A convex function is a real-valued mathematical function whose graph curves upward, forming a bowl or cup shape. Formally, a function is convex if the line segment connecting any two points on its graph lies on or above the graph itself. Convex functions are foundational to convex optimization and play a central role in machine learning, where they guarantee that optimization algorithms such as gradient descent can find global minima efficiently.
Imagine you have a bowl sitting on a table. If you drop a marble into the bowl, it will always roll down to the very bottom, no matter where you drop it. A convex function is like the inside surface of that bowl.
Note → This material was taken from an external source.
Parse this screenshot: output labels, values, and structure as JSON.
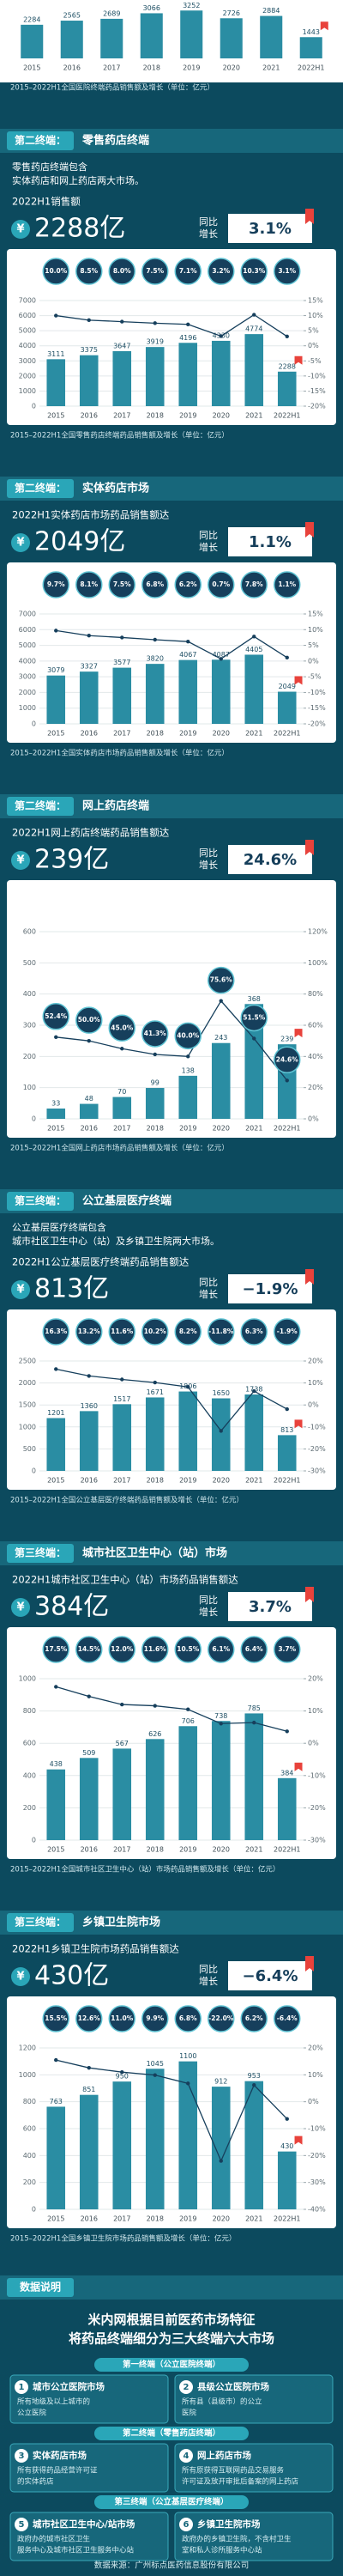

There is only one lowest point, and every path leads down to it.
In machine learning, we use bowl-shaped (convex) functions to measure how wrong our predictions are. Because the function is shaped like a bowl, our training algorithm can always find the single best answer by rolling downhill. If the function were bumpy with lots of dips (non-convex), the marble might get stuck in a small dip that is not the true bottom, and our model would not learn the best possible answer.
Let f : R^n -> R be a function whose domain is a convex set. The function f is convex if, for all x, y in its domain and for every t in [0, 1]:
f(tx + (1 - t)y) <= t f(x) + (1 - t) f(y)
Geometrically, this inequality states that the chord (line segment) between any two points (x, f(x)) and (y, f(y)) on the graph of f lies on or above the graph. Equivalently, the epigraph of f (the set of points lying on or above the graph) is a convex set.
A function f is concave if -f is convex. Linear and affine functions are the only functions that are both convex and concave simultaneously.
A function f is strictly convex if the inequality holds with strict inequality for all distinct x != y and for all t in (0, 1):
f(tx + (1 - t)y) < t f(x) + (1 - t) f(y)
Strict convexity means the chord between two distinct points lies strictly above the graph (never touching it except at the endpoints). A strictly convex function has at most one global minimum. If a minimum exists, it is unique. The function f(x) = e^x is a classic example: it is strictly convex on all of R, but it does not attain a minimum.
Strong convexity is a more powerful condition that quantifies how "curved" a function is. A differentiable function f is mu-strongly convex (for some mu > 0) if for all x, y in its domain:
f(y) >= f(x) + nabla f(x)^T (y - x) + (mu / 2) ||y - x||^2
Intuitively, a mu-strongly convex function grows at least as fast as a quadratic with curvature parameter mu. This provides a quadratic lower bound on the function, guaranteeing a unique global minimum and enabling stronger convergence guarantees for optimization algorithms.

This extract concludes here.